La Turquie ne fait plus la tête !
25/01/2002

La puissante armée turque a enterré la hache de guerre avec la France, après un an de gel des relations lié à la reconnaissance du génocide arménien pendant une visite à Ankara du ministre français de la Défense Alain Richard.
Le ministre turc de la Défense Sabahattin Cakmakoglu a de son côté relevé que la visite de M. Richard visait à "améliorer les choses après la période de stagnation et de retards que nous venons de traverser", à l'issue d'un entretien
avec lui. "Nous sommes sûrs qu'à partir de maintenant, les initiatives et efforts destinés à compenser et à améliorer les choses continueront", a-t-il ajouté.
Alain Richard a souligné la volonté française d'améliorer les relations avec Ankara: "Nous avons l'intention d'établir une relation de travail constructive entre nos deux gouvernements en matière de défense", a-t-il dit, précisant qu'il avait présenté "une série de propositions pratiques" à son homologue.
Elles portent sur la reprise des rencontres entre chefs d'état-major, industriels de la défense et autorités des centres d'études stratégiques, interrompues depuis la reconnaissance du génocide arménien a-t-on précisé de source diplomatique française.
La France est "prête à élargir ses investissements et le partage de technologie" dans le domaine de l'armement, a précisé le ministre au cours d'une conférence de presse avant son départ pour Paris.
L'adoption par le parlement français en janvier 2001 d'une loi reconnaissant comme un génocide les massacres d'Arméniens perpétrés de 1915 à 1917 sous l'empire ottoman avait déclenché la fureur de la Turquie, qui avait gelé les
relations bilatérales et les contrats d'armement avec la France.
Mais fin février, la Turquie était frappée par une grave crise économique, et les relations s'étaient progressivement normalisées, avec une visite du chef de la diplomatie française Hubert Védrine à Ankara en juillet, à l'exception du
domaine militaire, dernier bastion de résistance.
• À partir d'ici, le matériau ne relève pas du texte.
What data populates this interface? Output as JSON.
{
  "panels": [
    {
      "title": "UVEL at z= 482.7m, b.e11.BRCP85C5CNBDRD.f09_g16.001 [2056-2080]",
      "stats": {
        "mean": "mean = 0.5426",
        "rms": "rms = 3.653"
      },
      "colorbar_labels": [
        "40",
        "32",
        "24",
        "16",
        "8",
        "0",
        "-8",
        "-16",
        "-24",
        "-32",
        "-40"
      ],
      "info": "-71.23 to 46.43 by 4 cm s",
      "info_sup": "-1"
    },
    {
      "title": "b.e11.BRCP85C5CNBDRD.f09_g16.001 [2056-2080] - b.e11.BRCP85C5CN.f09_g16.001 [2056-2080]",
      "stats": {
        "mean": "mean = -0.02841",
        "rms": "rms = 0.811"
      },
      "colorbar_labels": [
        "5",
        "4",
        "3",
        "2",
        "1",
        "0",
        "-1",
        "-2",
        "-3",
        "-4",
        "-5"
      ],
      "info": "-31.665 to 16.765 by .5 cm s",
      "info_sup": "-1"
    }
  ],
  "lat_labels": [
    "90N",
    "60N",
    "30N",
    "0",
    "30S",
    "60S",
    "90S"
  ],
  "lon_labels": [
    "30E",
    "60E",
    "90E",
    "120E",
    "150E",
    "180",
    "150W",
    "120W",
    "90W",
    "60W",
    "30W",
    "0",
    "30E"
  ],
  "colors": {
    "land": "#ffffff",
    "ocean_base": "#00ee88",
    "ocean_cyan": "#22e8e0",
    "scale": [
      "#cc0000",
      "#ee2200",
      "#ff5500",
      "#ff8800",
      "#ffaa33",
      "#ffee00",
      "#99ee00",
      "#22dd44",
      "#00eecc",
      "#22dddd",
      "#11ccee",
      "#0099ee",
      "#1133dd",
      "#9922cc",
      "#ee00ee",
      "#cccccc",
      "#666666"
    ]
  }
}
La coopération semble ainsi avoir été remise sur les rails, même si la reprise devrait être très progressive, estime-t-on prudemment côté français.
L'embargo officieux sur les contrat d'armes a déjà été rompu avec l'ouverture de discussions en décembre avec le groupe français Thalès Avionics (ex-Thomson-CSF) pour l'équipement de neuf avions de patrouille maritime CN-325
Casa. M. Richard a réitéré le soutien français à un commandement turc de la Force internationale d'assistance à la sécurité (Isaf) en Afghanistan pour prendre la relève des Britanniques.
"La Turquie est bien préparée pour diriger l'Isaf", a-t-il dit devant la presse, soulignant toutefois que la décision revenait au gouvernement turc, qui ne s'est toujours pas exprimé officiellement.
Il a également rencontré le Premier ministre Bulent Ecevit avec lequel il a évoqué des questions régionales: Proche-Orient, Balkans, Caucase et Irak.
M. Ecevit, qui avait rencontré le semaine dernière le président américain George W. Bush, a estimé que ce dernier n'avait pas encore pris de décision concernant une éventuelle attaque contre ce pays, à laquelle la Turquie et la
France sont hostiles, craignant une déstabilisation de la région.